Why Agent Identity Is the Missing Layer of the Agentic Web
We built the web with identity for humans. We bolted on identity for machines. Now we need identity for agents — and the stakes are higher than they have ever been.
Leonidas Esquire Williamson
Team Axis Trust
A Brief History of Identity on the Internet
The internet was not designed with identity in mind. The original protocols assumed good-faith actors communicating over a shared network. As the web grew, we layered on authentication: passwords, then certificates, then OAuth tokens, then biometrics. Each layer addressed the failures of the one before it.
We are now at the beginning of a new phase. AI agents — autonomous software entities that can browse the web, execute code, call APIs, and take actions in the world — are proliferating at a pace that our identity infrastructure was never designed to handle.
The Problem With Token-Based Agent Identity
The dominant approach to agent authentication today is to give each agent an API key or OAuth token and treat it like any other service account. This approach has three fundamental problems.
First, tokens are not identities. A token proves that someone with the right credentials made a request. It does not prove anything about the agent making the request — its model, its training, its operator, its behavioural history, or its compliance posture. Two agents with the same token are indistinguishable.
Second, tokens do not carry reputation. When a human contractor builds a track record, that reputation follows them. When an AI agent accumulates a history of reliable, compliant behaviour, that history is invisible to every new system it encounters. Each integration starts from zero.
Third, tokens do not expire gracefully. When an agent is deprecated, retrained, or compromised, the tokens it holds remain valid until someone manually revokes them. In a world of thousands of agents, manual revocation is not a viable security model.

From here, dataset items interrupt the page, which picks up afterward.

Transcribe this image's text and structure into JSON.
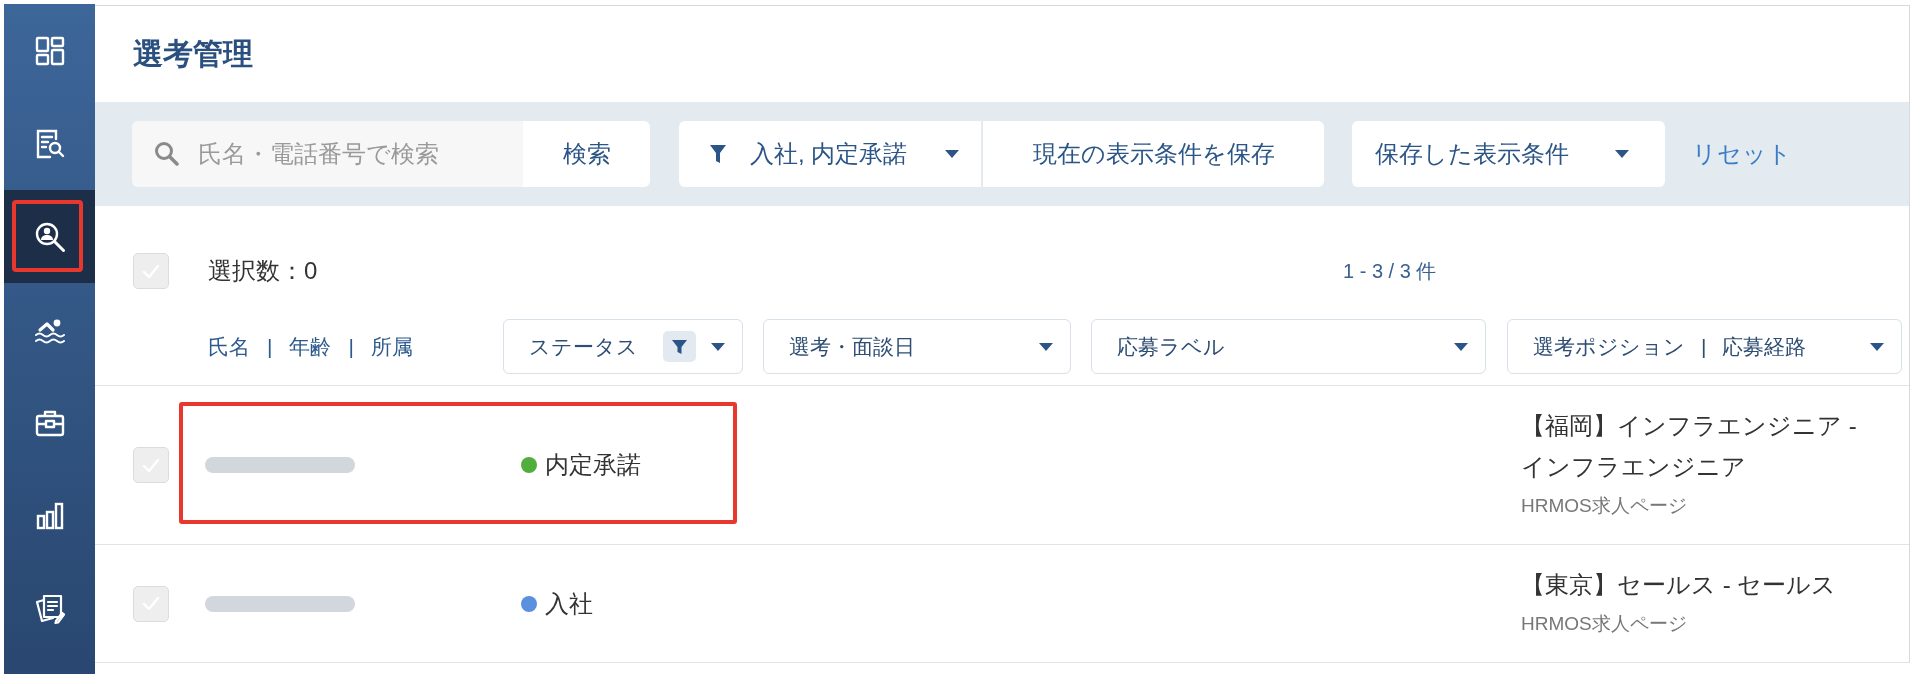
{
  "sidebar": {
    "items": [
      {
        "selected": false,
        "highlighted": false
      },
      {
        "selected": false,
        "highlighted": false
      },
      {
        "selected": true,
        "highlighted": true
      },
      {
        "selected": false,
        "highlighted": false
      },
      {
        "selected": false,
        "highlighted": false
      },
      {
        "selected": false,
        "highlighted": false
      },
      {
        "selected": false,
        "highlighted": false
      }
    ]
  },
  "title": "選考管理",
  "toolbar": {
    "search": {
      "placeholder": "氏名・電話番号で検索",
      "button": "検索"
    },
    "filter": {
      "label": "入社, 内定承諾"
    },
    "save_button": "現在の表示条件を保存",
    "saved_conditions": {
      "label": "保存した表示条件"
    },
    "reset_link": "リセット"
  },
  "selection": {
    "checked": false,
    "label": "選択数：0"
  },
  "result_count": "1 - 3 / 3 件",
  "name_header": [
    {
      "kind": "link",
      "text": "氏名"
    },
    {
      "kind": "separator",
      "text": "|"
    },
    {
      "kind": "link",
      "text": "年齢"
    },
    {
      "kind": "separator",
      "text": "|"
    },
    {
      "kind": "link",
      "text": "所属"
    }
  ],
  "column_filters": [
    {
      "parts": [
        {
          "kind": "label",
          "text": "ステータス"
        }
      ],
      "filtered": true
    },
    {
      "parts": [
        {
          "kind": "label",
          "text": "選考・面談日"
        }
      ],
      "filtered": false
    },
    {
      "parts": [
        {
          "kind": "label",
          "text": "応募ラベル"
        }
      ],
      "filtered": false
    },
    {
      "parts": [
        {
          "kind": "label",
          "text": "選考ポジション"
        },
        {
          "kind": "separator",
          "text": "|"
        },
        {
          "kind": "label",
          "text": "応募経路"
        }
      ],
      "filtered": false
    }
  ],
  "rows": [
    {
      "checked": false,
      "name_blurred": true,
      "highlighted": true,
      "status": {
        "label": "内定承諾",
        "color": "#52ae3c"
      },
      "position": {
        "title": "【福岡】インフラエンジニア - インフラエンジニア",
        "source": "HRMOS求人ページ"
      }
    },
    {
      "checked": false,
      "name_blurred": true,
      "highlighted": false,
      "status": {
        "label": "入社",
        "color": "#5b8fdf"
      },
      "position": {
        "title": "【東京】セールス - セールス",
        "source": "HRMOS求人ページ"
      }
    }
  ]
}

What Agent Identity Actually Requires
A proper agent identity system needs to answer four questions that token-based authentication cannot:
| Question | Token-Based Auth | Agent Identity |
|---|---|---|
| Who is this agent? | Unknown | AUID + operator attestation |
| What has it done? | Unknown | Auditable event history |
| Should I trust it? | Binary (valid/invalid) | Graduated trust score |
| Is it still the same agent? | Unknown | Version-locked identity |
The AXIS framework addresses all four. An AUID (Agent Unique Identifier) is a cryptographically signed, globally unique identifier that is bound to a specific agent, operator, model, and version. It cannot be transferred, forged, or reused.
The Reputation Gap
Consider what happens when a well-behaved agent — one that has processed millions of transactions without incident — is deployed to a new platform. Under the current paradigm, that platform has no way to know about the agent's history. It must either grant full access (risky) or start with minimal permissions and wait for the agent to prove itself again (slow and expensive).
This is the reputation gap: the disconnect between an agent's actual track record and the information available to new counterparties.

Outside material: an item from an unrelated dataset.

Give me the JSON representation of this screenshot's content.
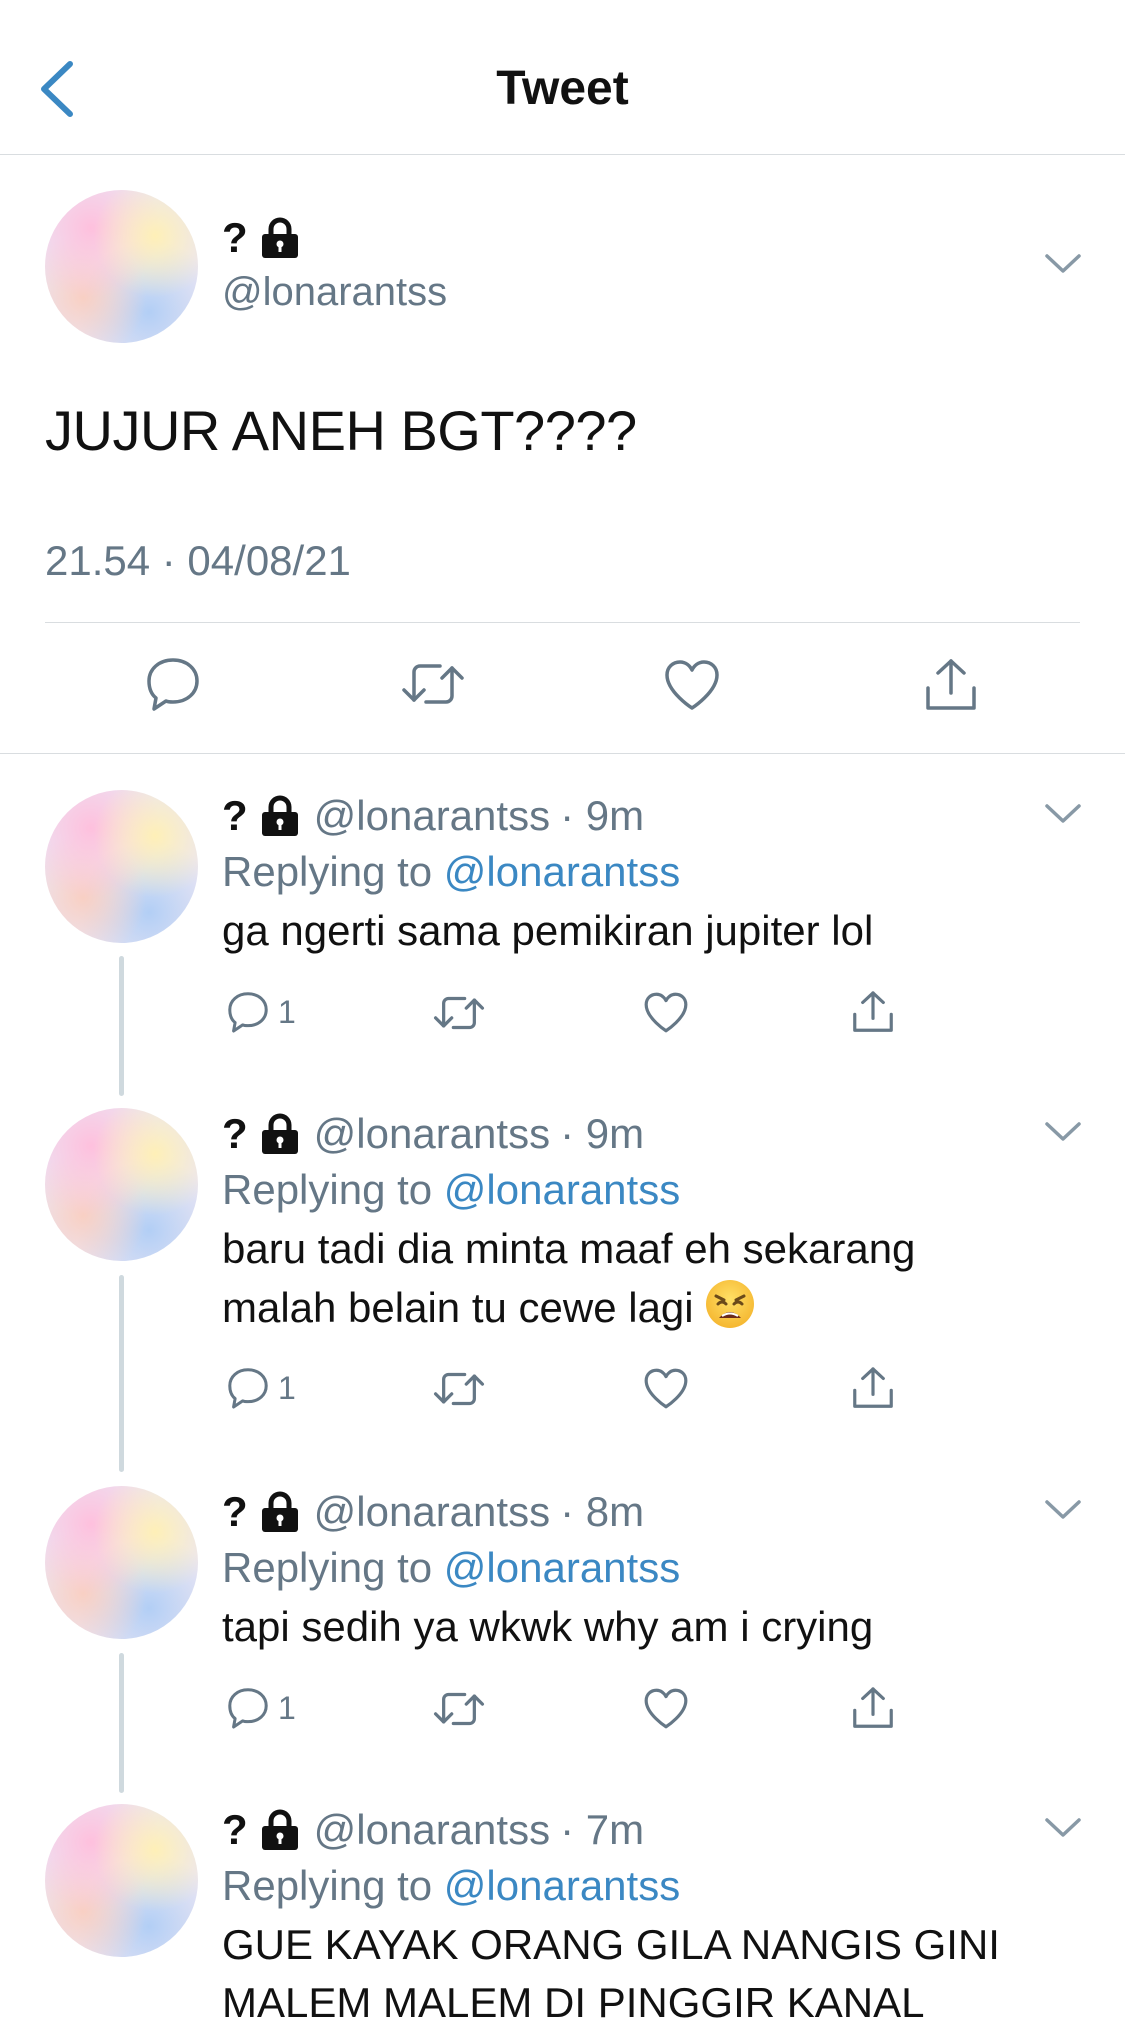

The AXIS T-Score is designed to close this gap. Because the score is computed from a global, auditable event log — not from any single operator's private records — it travels with the agent. A T5 Sovereign agent carries its reputation into every new integration.

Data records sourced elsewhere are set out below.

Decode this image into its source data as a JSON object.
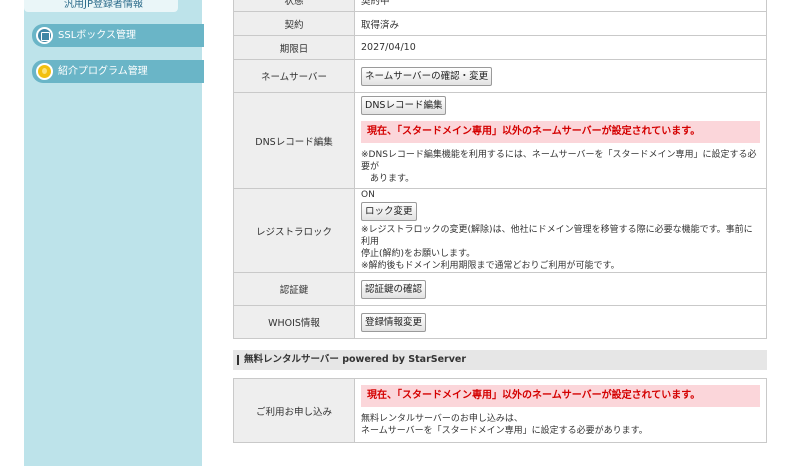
{
  "sidebar": {
    "top_link": "汎用JP登録者情報",
    "items": [
      {
        "label": "SSLボックス管理",
        "icon": "ssl-box-icon"
      },
      {
        "label": "紹介プログラム管理",
        "icon": "referral-icon"
      }
    ]
  },
  "domain_table": {
    "partial_top": {
      "label": "状態",
      "value": "契約中"
    },
    "contract": {
      "label": "契約",
      "value": "取得済み"
    },
    "expiry": {
      "label": "期限日",
      "value": "2027/04/10"
    },
    "nameserver": {
      "label": "ネームサーバー",
      "button": "ネームサーバーの確認・変更"
    },
    "dns": {
      "label": "DNSレコード編集",
      "button": "DNSレコード編集",
      "warning": "現在、「スタードメイン専用」以外のネームサーバーが設定されています。",
      "note_1": "※DNSレコード編集機能を利用するには、ネームサーバーを「スタードメイン専用」に設定する必要が",
      "note_2": "　あります。"
    },
    "registrar_lock": {
      "label": "レジストラロック",
      "status": "ON",
      "button": "ロック変更",
      "note_1": "※レジストラロックの変更(解除)は、他社にドメイン管理を移管する際に必要な機能です。事前に利用",
      "note_2": "停止(解約)をお願いします。",
      "note_3": "※解約後もドメイン利用期限まで通常どおりご利用が可能です。"
    },
    "auth_key": {
      "label": "認証鍵",
      "button": "認証鍵の確認"
    },
    "whois": {
      "label": "WHOIS情報",
      "button": "登録情報変更"
    }
  },
  "rental_section": {
    "heading": "無料レンタルサーバー powered by StarServer",
    "label": "ご利用お申し込み",
    "warning": "現在、「スタードメイン専用」以外のネームサーバーが設定されています。",
    "note_1": "無料レンタルサーバーのお申し込みは、",
    "note_2": "ネームサーバーを「スタードメイン専用」に設定する必要があります。"
  }
}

The Stakes Are Higher Than They Appear
The consequences of getting agent identity wrong are not abstract. We are already seeing cases where:
- Compromised agent credentials are used to exfiltrate data at scale
- Agents are impersonated by malicious actors to gain elevated access
- Operators cannot determine which agent caused a compliance incident
- Insurance providers refuse to cover AI-related liability without identity attestation
These are not edge cases. They are the predictable consequences of deploying agents without an identity layer.
A Call for Standardisation
The AXIS framework is one approach to agent identity, but the broader point is that the industry needs to converge on standards. Just as TLS became the universal standard for transport security, and OAuth became the standard for delegated authorisation, we need a standard for agent identity that is:
- Open: not controlled by any single vendor
- Auditable: verifiable by any counterparty
- Graduated: capable of expressing degrees of trust, not just binary valid/invalid
- Portable: following the agent across platforms and integrations
The agentic web is being built right now. The identity layer we choose — or fail to choose — will shape the security and accountability of AI systems for decades to come.